Monday, July 20, 2015

Chef Anissa: Angry Bird



I call this the angry bird because once I took it out of the roasted pan it looked a bit angry. It didn’t look like other chickens I’ve roasted, all pretty and golden.

THIS CHICKEN. It may have the worst name in recipe-naming history (I'm renaming it Slow-Roasted Chicken), but that doesn't even matter, not one bit because OMG THIS CHICKEN. (Yes, I know with the all-caps, but this chicken deserves them, plus several exclamation point and a lot of underlining and four-letter words, too.) 

I saw this recipe in a cooking magazine. The picture of the bird was soooo beautiful and perfect. That’s what caught my eye. I am a chef, how many roasted chicken recipes am I really supposed to jump for joy over? Even if you think that a new recipe for roasted chicken is snoozeworthy, you need to know about this. Like, REALLY. (People, I have feelings about this chicken and they are not equivocal!)

Instead of roasting your bird at a high heat or slathered with butter, here you put together a little herb-spice rub (fennel, hot pepper, marjoram, thyme and salt), add some olive oil and then rub the bird all over with that mixture, sort of as if you were giving it a relaxing salt scrub. You stuff the bird with a whole head of garlic cut in half, a lemon cut into quarters and more marjoram and thyme. Then you put the bird on top of some thyme sprigs on a baking sheet, surround it with potatoes (I added carrots and celery) and put it in a low oven, 300° F, for two to three hours.

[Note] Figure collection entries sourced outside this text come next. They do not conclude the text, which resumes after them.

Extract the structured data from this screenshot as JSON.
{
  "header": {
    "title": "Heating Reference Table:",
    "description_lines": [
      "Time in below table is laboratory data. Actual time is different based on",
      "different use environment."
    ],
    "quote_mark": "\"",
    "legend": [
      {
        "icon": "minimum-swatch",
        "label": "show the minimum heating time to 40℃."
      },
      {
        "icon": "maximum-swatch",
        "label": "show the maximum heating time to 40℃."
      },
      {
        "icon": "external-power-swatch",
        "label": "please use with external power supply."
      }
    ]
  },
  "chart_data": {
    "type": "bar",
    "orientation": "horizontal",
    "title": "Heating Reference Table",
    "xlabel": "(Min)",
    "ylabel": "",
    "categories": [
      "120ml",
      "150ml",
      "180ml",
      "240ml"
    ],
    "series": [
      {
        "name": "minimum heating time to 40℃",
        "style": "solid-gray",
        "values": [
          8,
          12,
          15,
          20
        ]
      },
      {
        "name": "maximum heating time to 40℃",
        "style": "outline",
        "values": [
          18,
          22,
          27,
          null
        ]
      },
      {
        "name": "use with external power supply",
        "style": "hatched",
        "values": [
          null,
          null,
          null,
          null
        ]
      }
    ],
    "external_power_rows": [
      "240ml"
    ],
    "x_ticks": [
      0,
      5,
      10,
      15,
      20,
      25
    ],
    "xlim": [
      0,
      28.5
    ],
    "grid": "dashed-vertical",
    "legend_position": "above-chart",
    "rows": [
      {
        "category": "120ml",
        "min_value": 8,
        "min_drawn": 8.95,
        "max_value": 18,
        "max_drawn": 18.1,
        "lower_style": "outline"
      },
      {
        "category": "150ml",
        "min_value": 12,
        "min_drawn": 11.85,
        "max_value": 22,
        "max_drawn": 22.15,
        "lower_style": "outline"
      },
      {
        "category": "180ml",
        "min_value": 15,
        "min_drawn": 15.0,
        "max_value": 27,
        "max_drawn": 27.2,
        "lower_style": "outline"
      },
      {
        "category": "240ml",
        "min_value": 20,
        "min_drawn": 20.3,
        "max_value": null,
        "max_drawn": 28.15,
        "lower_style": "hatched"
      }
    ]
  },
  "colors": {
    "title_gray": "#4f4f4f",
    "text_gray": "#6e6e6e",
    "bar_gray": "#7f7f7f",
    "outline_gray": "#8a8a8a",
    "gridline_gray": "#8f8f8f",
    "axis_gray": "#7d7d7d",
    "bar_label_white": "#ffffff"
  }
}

When the chicken is done (I put my oven just a little higher - at 160° C instead of 150° C - so it was done a little after two hours - but I had to take the vegetables out earlier, so definitely pay attention to what's going on in your oven around the 90-minute mark if you're going with the original temperature), it is meltingly tender and the joints have practically dissolved. The skin is irresistibly crisp, but you have none of the crazy chicken-fat smoking out of the oven that crispy skin usually requires. The roasted vegetables have shrunk and sweetened and are infused with herby, savory chicken fat. It's pretty much the greatest Sunday dinner ever.
But I'm not even done yet!
Because, believe it or not, this roast chicken, is  as delicious and perfect as it is freshly roasted, goes straight into the leftover hall of fame. I mean, cold roast chicken of any kind is tough to beat - it's just one of those home-run foods that everyone loves (right? RIGHT?) - but this cold roast chicken is unparalleled. A day or two of sitting in the fridge and it's pretty much the best thing ever.
Bonus proof-that-this-chicken-is-the-chicken-to-end-all-chickens story: This evening, while I was pulling the remaining meat off the carcass to recycle into a BLT chicken salad, Lil Rob  literally grabbed the entire breast that I had just lifted off the bones out of my hands (I'd already put some shredded meat on his plate!) and proceeded to devour it, with his hands, like a very cute and yet slightly terrifying and hungry little caveman.

Angry Bird Herbed Chicken Serves 5
1 teaspoon ground fennel
1 teaspoon crushed red pepper flakes
2 tablespoons finely chopped fresh marjoram; plus 4 sprigs, divided (I used dried and skipped the sprigs)
2 tablespoons finely chopped fresh thyme; plus 4 sprigs, divided
1 tablespoon kosher salt, plus more
½ teaspoon freshly ground black pepper, plus more
6 tablespoons olive oil, divided
1 3½–4 pound chicken
1 lemon, quartered
1 head of garlic, halved crosswise
2 pounds Yukon Gold potatoes, scrubbed, halved, or quartered if large
1. Preheat oven to 300°F (150 C°). Mix the fennel, red pepper, chopped or dried marjoram, chopped thyme, 1 tablespoon salt, ½ teaspoon pepper, and 3 tablespoons oil in a small bowl. Rub chicken inside and out with spice mixture. Stuff chicken with lemon, garlic, 2 marjoram sprigs, and 2 thyme sprigs. Tie legs together with kitchen twine.
2. Toss potatoes with remaining oil on a rimmed baking sheet; season with salt and pepper. Push potatoes to edges of baking sheet and scatter remaining 2 marjoram and 2 thyme sprigs in center; place chicken on herbs. Roast, turning potatoes and basting chicken every hour, until skin is browned, meat is extremely tender, and potatoes are golden brown and very soft, 2-3 hours. Let chicken rest at least 10 minutes before carving. ( hint..hint: the reason we let the bird  rest for 10 minutes is because we want all the juices will settle evenly through the bird and it also helps with the carving process. Juice won't squirt out all over you.)